Germany’s chosen way to deal with the Russian-Ukrainian crisis: financial aid and de-escalation efforts.

As far as I am concerned, the new government recognizes the importance and the need of a new, modified approach to the Ukrainian crisis, however, they remain convinced that simply sending weapons to Ukraine will not solve the crisis. German Foreign Minister Annalena Baerbock, a Green politician who was the main target of Russian propaganda during the elections, claims that Germany is a financial donor to Ukraine, believing that this is more effective than sending troops or weapons. The chancellor also pointed out this issue and said that in the recent years, Germany was one of the largest donors of Ukraine, giving a two-billion-euro aid package to help stabilize the economy. It should be emphasized that in this difficult situation, in the face of a new wave of Russian aggression and psychological terror, the troubled Ukrainian economy suffers greatly. For this reason, the international partners should provide Ukrainian with further financial support, as the chancellor Scholz promised, Germany will increase its financial assistance.

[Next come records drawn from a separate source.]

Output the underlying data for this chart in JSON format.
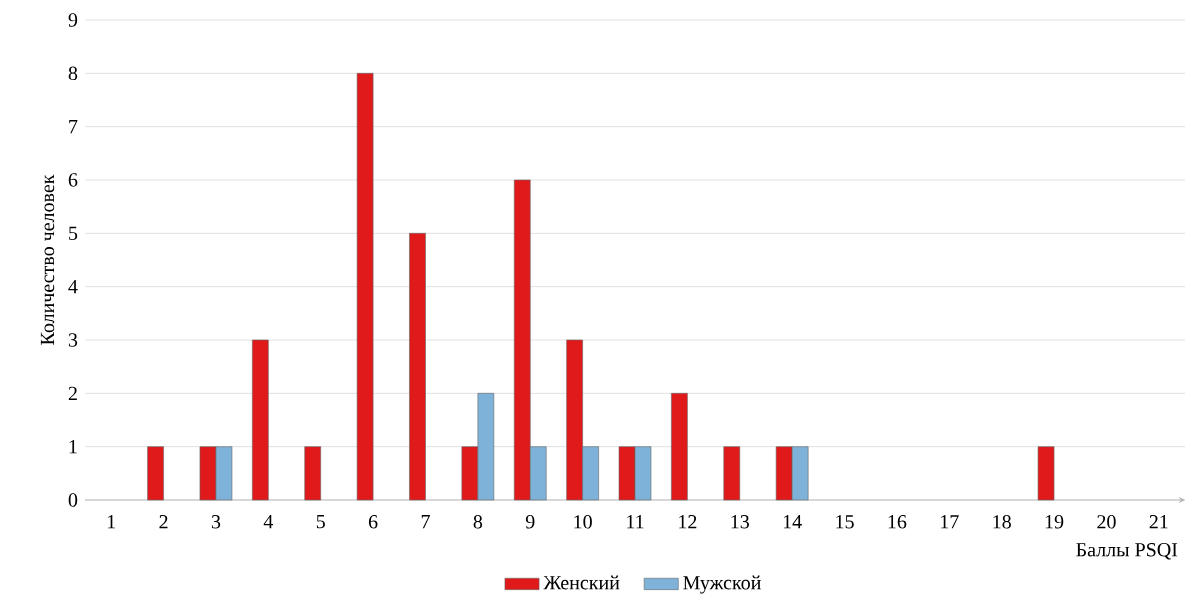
{
  "chart_data": {
    "type": "bar",
    "xlabel": "Баллы PSQI",
    "ylabel": "Количество человек",
    "categories": [
      "1",
      "2",
      "3",
      "4",
      "5",
      "6",
      "7",
      "8",
      "9",
      "10",
      "11",
      "12",
      "13",
      "14",
      "15",
      "16",
      "17",
      "18",
      "19",
      "20",
      "21"
    ],
    "series": [
      {
        "name": "Женский",
        "color": "#e0191b",
        "values": [
          null,
          1,
          1,
          3,
          1,
          8,
          5,
          1,
          6,
          3,
          1,
          2,
          1,
          1,
          null,
          null,
          null,
          null,
          1,
          null,
          null
        ]
      },
      {
        "name": "Мужской",
        "color": "#7fb2d8",
        "values": [
          null,
          null,
          1,
          null,
          null,
          null,
          null,
          2,
          1,
          1,
          1,
          null,
          null,
          1,
          null,
          null,
          null,
          null,
          null,
          null,
          null
        ]
      }
    ],
    "ylim": [
      0,
      9
    ],
    "yticks": [
      0,
      1,
      2,
      3,
      4,
      5,
      6,
      7,
      8,
      9
    ],
    "grid": "y",
    "legend": "bottom"
  }
}
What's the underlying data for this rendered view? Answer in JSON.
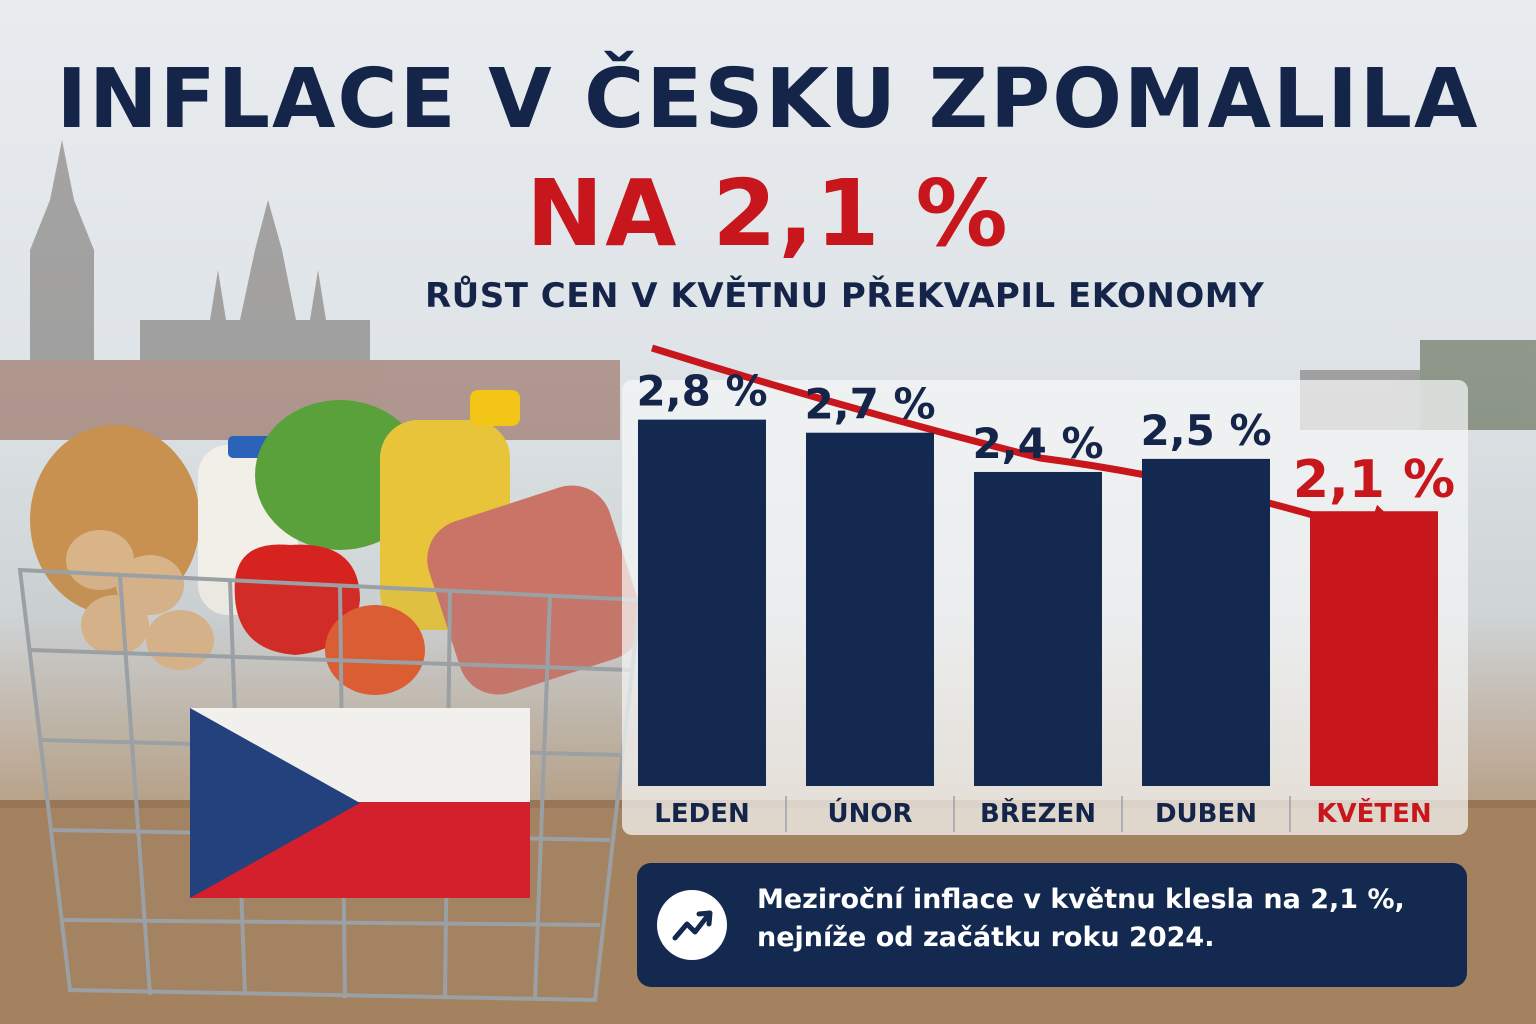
{
  "header": {
    "title_line1": "INFLACE V ČESKU ZPOMALILA",
    "title_line2": "NA 2,1 %",
    "subtitle": "RŮST CEN V KVĚTNU PŘEKVAPIL EKONOMY"
  },
  "colors": {
    "navy": "#13294f",
    "red": "#c8161d",
    "dark_text": "#15254a"
  },
  "chart_data": {
    "type": "bar",
    "categories": [
      "LEDEN",
      "ÚNOR",
      "BŘEZEN",
      "DUBEN",
      "KVĚTEN"
    ],
    "values": [
      2.8,
      2.7,
      2.4,
      2.5,
      2.1
    ],
    "value_labels": [
      "2,8 %",
      "2,7 %",
      "2,4 %",
      "2,5 %",
      "2,1 %"
    ],
    "highlight_index": 4,
    "ylim": [
      0,
      2.95
    ],
    "trend_arrow": "downward",
    "grid": false
  },
  "info": {
    "icon": "trend-chart-icon",
    "line1": "Meziroční inflace v květnu klesla na 2,1 %,",
    "line2": "nejníže od začátku roku 2024."
  }
}
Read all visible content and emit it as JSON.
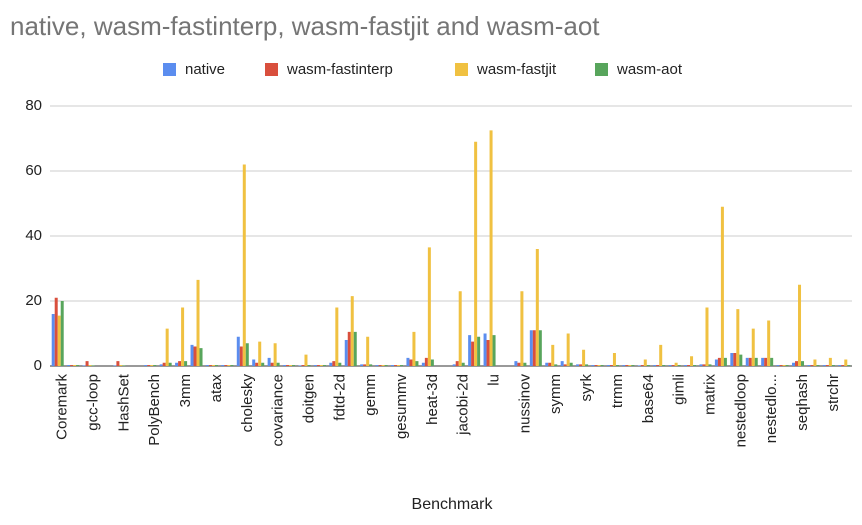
{
  "chart_data": {
    "type": "bar",
    "title": "native, wasm-fastinterp, wasm-fastjit and wasm-aot",
    "x_label": "Benchmark",
    "categories": [
      "Coremark",
      null,
      "gcc-loop",
      null,
      "HashSet",
      null,
      "PolyBench",
      null,
      "3mm",
      null,
      "atax",
      null,
      "cholesky",
      null,
      "covariance",
      null,
      "doitgen",
      null,
      "fdtd-2d",
      null,
      "gemm",
      null,
      "gesummv",
      null,
      "heat-3d",
      null,
      "jacobi-2d",
      null,
      "lu",
      null,
      "nussinov",
      null,
      "symm",
      null,
      "syrk",
      null,
      "trmm",
      null,
      "base64",
      null,
      "gimli",
      null,
      "matrix",
      null,
      "nestedloop",
      null,
      "nestedlo...",
      null,
      "seqhash",
      null,
      "strchr",
      null
    ],
    "series": [
      {
        "name": "native",
        "color": "#5b8def",
        "values": [
          16,
          0.3,
          0.2,
          0,
          0.2,
          0,
          0.3,
          0.5,
          1,
          6.5,
          0.3,
          0.3,
          9,
          2,
          2.5,
          0.3,
          0.2,
          0.3,
          1,
          8,
          0.5,
          0.3,
          0.3,
          2.5,
          1,
          0,
          0.5,
          9.5,
          10,
          0,
          1.5,
          11,
          1,
          1.5,
          0.5,
          0.3,
          0.3,
          0.3,
          0.2,
          0.3,
          0.3,
          0.3,
          0.5,
          2,
          4,
          2.5,
          2.5,
          0.3,
          1,
          0.3,
          0.3,
          0.3
        ]
      },
      {
        "name": "wasm-fastinterp",
        "color": "#d94f3d",
        "values": [
          21,
          0.3,
          1.5,
          0,
          1.5,
          0,
          0.3,
          1,
          1.5,
          6,
          0.3,
          0.3,
          6,
          1,
          1,
          0.3,
          0.3,
          0.3,
          1.5,
          10.5,
          0.5,
          0.3,
          0.3,
          2,
          2.5,
          0,
          1.5,
          7.5,
          8,
          0,
          1,
          11,
          1,
          0.5,
          0.5,
          0.3,
          0.3,
          0.3,
          0.3,
          0.3,
          0.3,
          0.3,
          0.5,
          2.5,
          4,
          2.5,
          2.5,
          0.3,
          1.5,
          0.3,
          0.3,
          0.3
        ]
      },
      {
        "name": "wasm-fastjit",
        "color": "#f0c141",
        "values": [
          15.5,
          0.3,
          0.3,
          0,
          0.3,
          0,
          0.3,
          11.5,
          18,
          26.5,
          0.3,
          0.3,
          62,
          7.5,
          7,
          0.3,
          3.5,
          0.3,
          18,
          21.5,
          9,
          0.3,
          0.3,
          10.5,
          36.5,
          0,
          23,
          69,
          72.5,
          0,
          23,
          36,
          6.5,
          10,
          5,
          0.3,
          4,
          0.3,
          2,
          6.5,
          1,
          3,
          18,
          49,
          17.5,
          11.5,
          14,
          0.3,
          25,
          2,
          2.5,
          2
        ]
      },
      {
        "name": "wasm-aot",
        "color": "#58a55c",
        "values": [
          20,
          0.3,
          0.2,
          0,
          0.2,
          0,
          0.3,
          1,
          1.5,
          5.5,
          0.3,
          0.3,
          7,
          1,
          1,
          0.3,
          0.3,
          0.3,
          1,
          10.5,
          0.5,
          0.3,
          0.3,
          1.5,
          2,
          0,
          1,
          9,
          9.5,
          0,
          1,
          11,
          0.5,
          1,
          0.5,
          0.3,
          0.3,
          0.3,
          0.3,
          0.3,
          0.3,
          0.3,
          0.5,
          2.5,
          3.5,
          2.5,
          2.5,
          0.3,
          1.5,
          0.3,
          0.3,
          0.3
        ]
      }
    ],
    "ylim": [
      0,
      80
    ],
    "yticks": [
      0,
      20,
      40,
      60,
      80
    ],
    "grid": true,
    "legend": "top"
  }
}
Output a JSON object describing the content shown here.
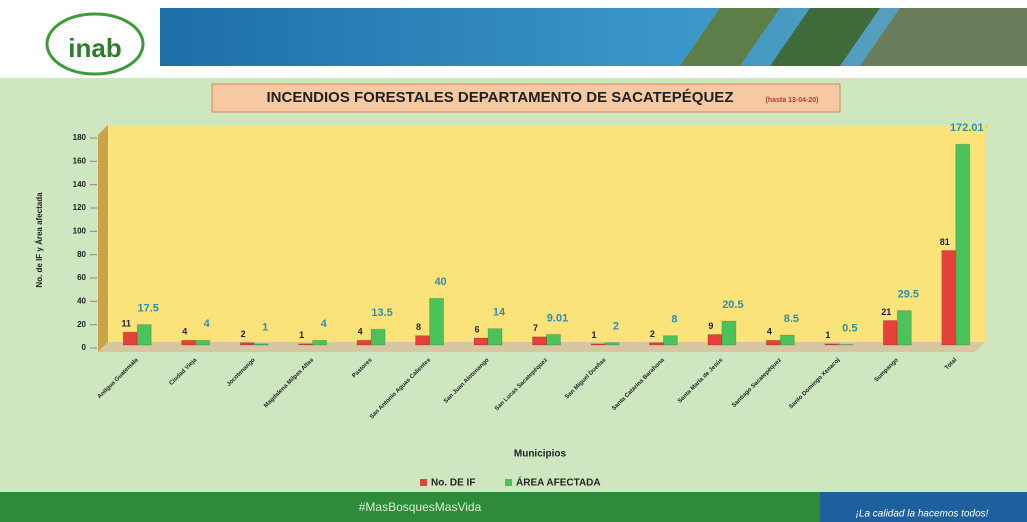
{
  "header": {
    "logo": "inab"
  },
  "chart_data": {
    "type": "bar",
    "title": "INCENDIOS FORESTALES DEPARTAMENTO DE SACATEPÉQUEZ",
    "subtitle": "(hasta 13-04-20)",
    "y_label": "No. de IF y Área afectada",
    "x_label": "Municipios",
    "categories": [
      "Antigua Guatemala",
      "Ciudad Vieja",
      "Jocotenango",
      "Magdalena Milpas Altas",
      "Pastores",
      "San Antonio Aguas Calientes",
      "San Juan Alotenango",
      "San Lucas Sacatepéquez",
      "San Miguel Dueñas",
      "Santa Catarina Barahona",
      "Santa María de Jesús",
      "Santiago Sacatepéquez",
      "Santo Domingo Xenacoj",
      "Sumpango",
      "Total"
    ],
    "series": [
      {
        "name": "No. DE IF",
        "color": "#e5403a",
        "label_color": "#222222",
        "values": [
          11,
          4,
          2,
          1,
          4,
          8,
          6,
          7,
          1,
          2,
          9,
          4,
          1,
          21,
          81
        ]
      },
      {
        "name": "ÁREA AFECTADA",
        "color": "#4cc35a",
        "label_color": "#2a8fb5",
        "values": [
          17.5,
          4,
          1,
          4,
          13.5,
          40,
          14,
          9.01,
          2,
          8,
          20.5,
          8.5,
          0.5,
          29.5,
          172.01
        ]
      }
    ],
    "ylim": [
      0,
      180
    ],
    "yticks": [
      0,
      20,
      40,
      60,
      80,
      100,
      120,
      140,
      160,
      180
    ],
    "grid": false
  },
  "footer": {
    "hashtag": "#MasBosquesMasVida",
    "slogan": "¡La calidad la hacemos todos!"
  }
}
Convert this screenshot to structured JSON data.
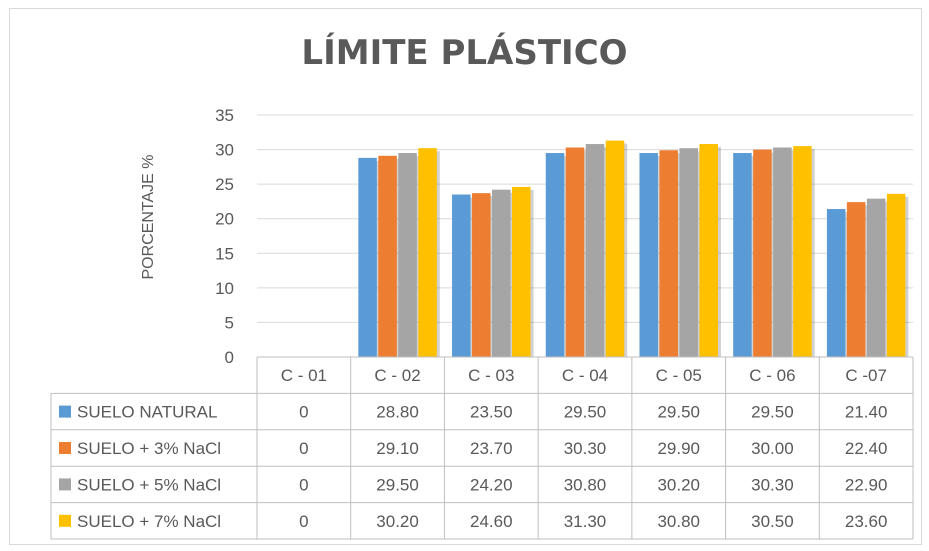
{
  "chart_data": {
    "type": "bar",
    "title": "LÍMITE PLÁSTICO",
    "ylabel": "PORCENTAJE %",
    "xlabel": "",
    "ylim": [
      0,
      35
    ],
    "yticks": [
      "0",
      "5",
      "10",
      "15",
      "20",
      "25",
      "30",
      "35"
    ],
    "grid": true,
    "legend": "data-table-left",
    "categories": [
      "C - 01",
      "C - 02",
      "C - 03",
      "C - 04",
      "C - 05",
      "C - 06",
      "C -07"
    ],
    "series": [
      {
        "name": "SUELO NATURAL",
        "color": "#5B9BD5",
        "values": [
          0,
          28.8,
          23.5,
          29.5,
          29.5,
          29.5,
          21.4
        ],
        "labels": [
          "0",
          "28.80",
          "23.50",
          "29.50",
          "29.50",
          "29.50",
          "21.40"
        ]
      },
      {
        "name": "SUELO + 3% NaCl",
        "color": "#ED7D31",
        "values": [
          0,
          29.1,
          23.7,
          30.3,
          29.9,
          30.0,
          22.4
        ],
        "labels": [
          "0",
          "29.10",
          "23.70",
          "30.30",
          "29.90",
          "30.00",
          "22.40"
        ]
      },
      {
        "name": "SUELO + 5% NaCl",
        "color": "#A5A5A5",
        "values": [
          0,
          29.5,
          24.2,
          30.8,
          30.2,
          30.3,
          22.9
        ],
        "labels": [
          "0",
          "29.50",
          "24.20",
          "30.80",
          "30.20",
          "30.30",
          "22.90"
        ]
      },
      {
        "name": "SUELO + 7% NaCl",
        "color": "#FFC000",
        "values": [
          0,
          30.2,
          24.6,
          31.3,
          30.8,
          30.5,
          23.6
        ],
        "labels": [
          "0",
          "30.20",
          "24.60",
          "31.30",
          "30.80",
          "30.50",
          "23.60"
        ]
      }
    ]
  }
}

To deal with this crisis, Olaf Scholz chose a dialogue-based approach. It should be noted that Olaf Scholz does not have as close ties to Putin as Angela Merkel did, but due to past experiences, Germany’s relationship with Russia is unlike that of many other Western countries that can be used positively to step forward to avoid conflict escalation. It is difficult to predict the outcome of German diplomacy because everything is ahead, and Olaf Scholz’s future diplomatic meetings in Kyiv on February 14 and Moscow on February 15 will put a new chancellor’s diplomatic skills to the test.